Straits Times 17 Aug 08;
Bangkok - Four people have been killed in flooding and landslides in Laos, where the Mekong River has hit its highest level in at least 100 years after several months of unusually heavy rain.
The government and people in the landlocked country have been rushing to complete a 2.5m-high wall of sandbags to stop the chocolate-brown waters from inundating the capital, Vientiane.
The Mekong, which flows 4,350km from the glaciers of Tibet to the rice-rich delta of southern Vietnam, hit 13.68m in Vientiane on Thursday, trouncing a high of 12.38m recorded in 1966, the worst floods in living memory.

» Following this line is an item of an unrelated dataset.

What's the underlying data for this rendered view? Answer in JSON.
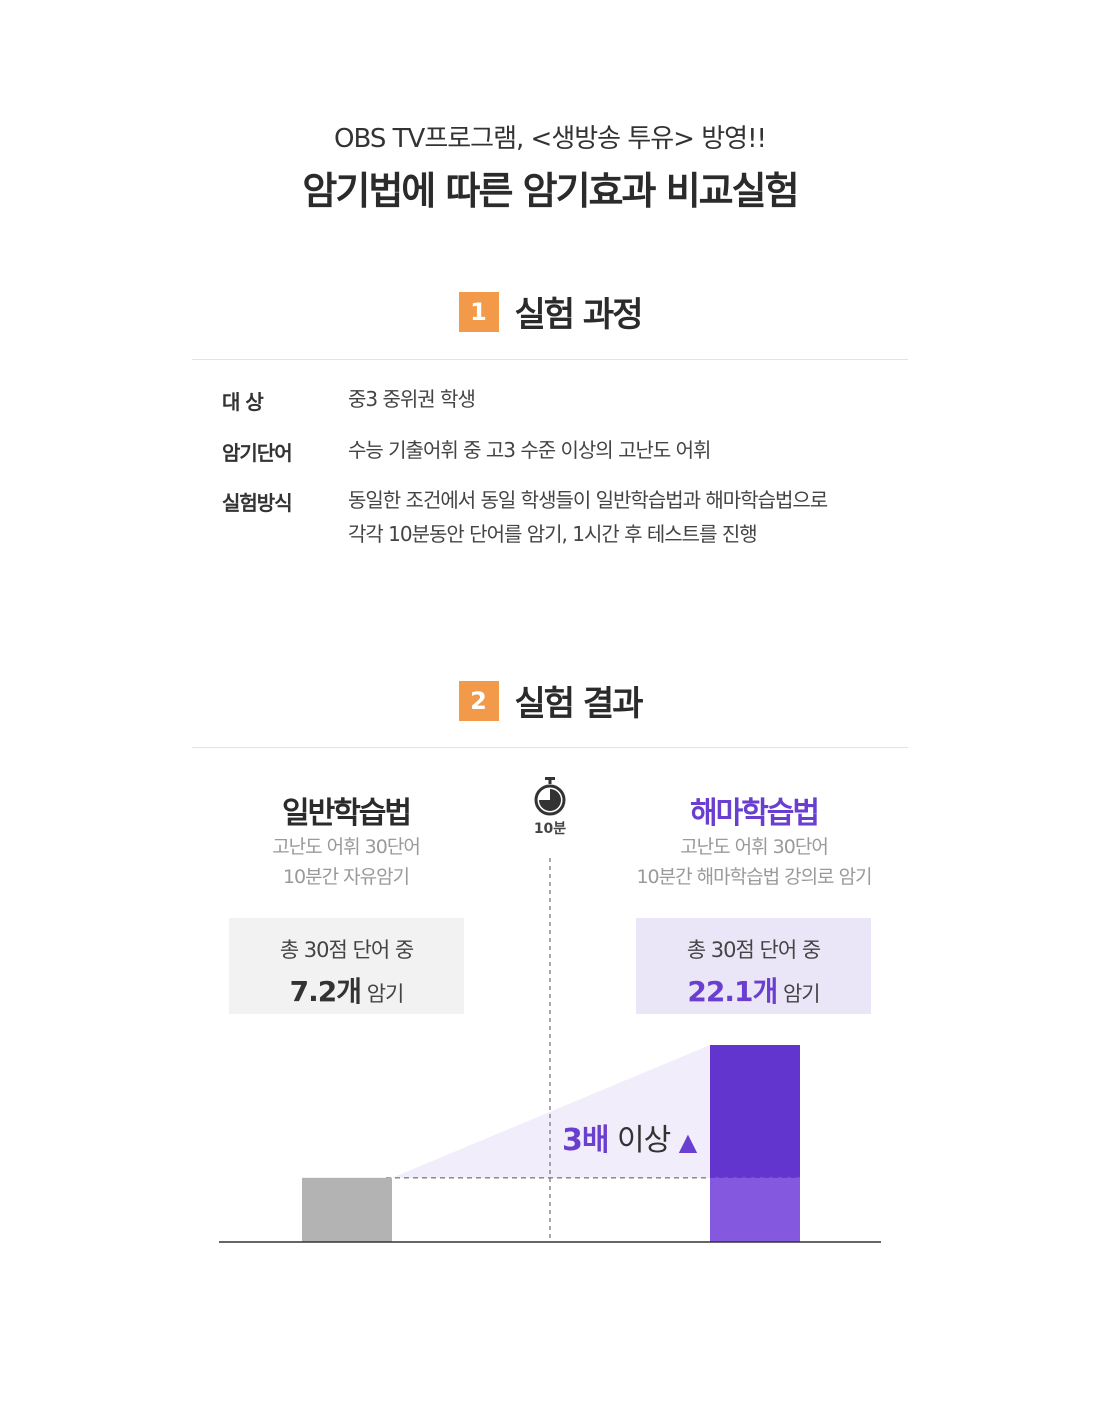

In Vientiane, a levee was built along the river's northern bank after the 1966 flooding but has been overrun in places, causing flooding in parts of the city of 200,000, one resident said.
There was widespread flooding upstream, although the former royal capital of Luang Prabang escaped any damage to its ancient Buddhist pagodas.
Downstream, eastern Thailand and low-lying Cambodia, where the annual flooding of the Mekong is crucial to rice and fish production, are bracing themselves for major flooding as the water surge moves slowly south.
The high waters will ultimately flow down into Vietnam, where at least 130 people were killed and 36 went missing last week after the worst floods in decades due to the remnants of a tropical storm.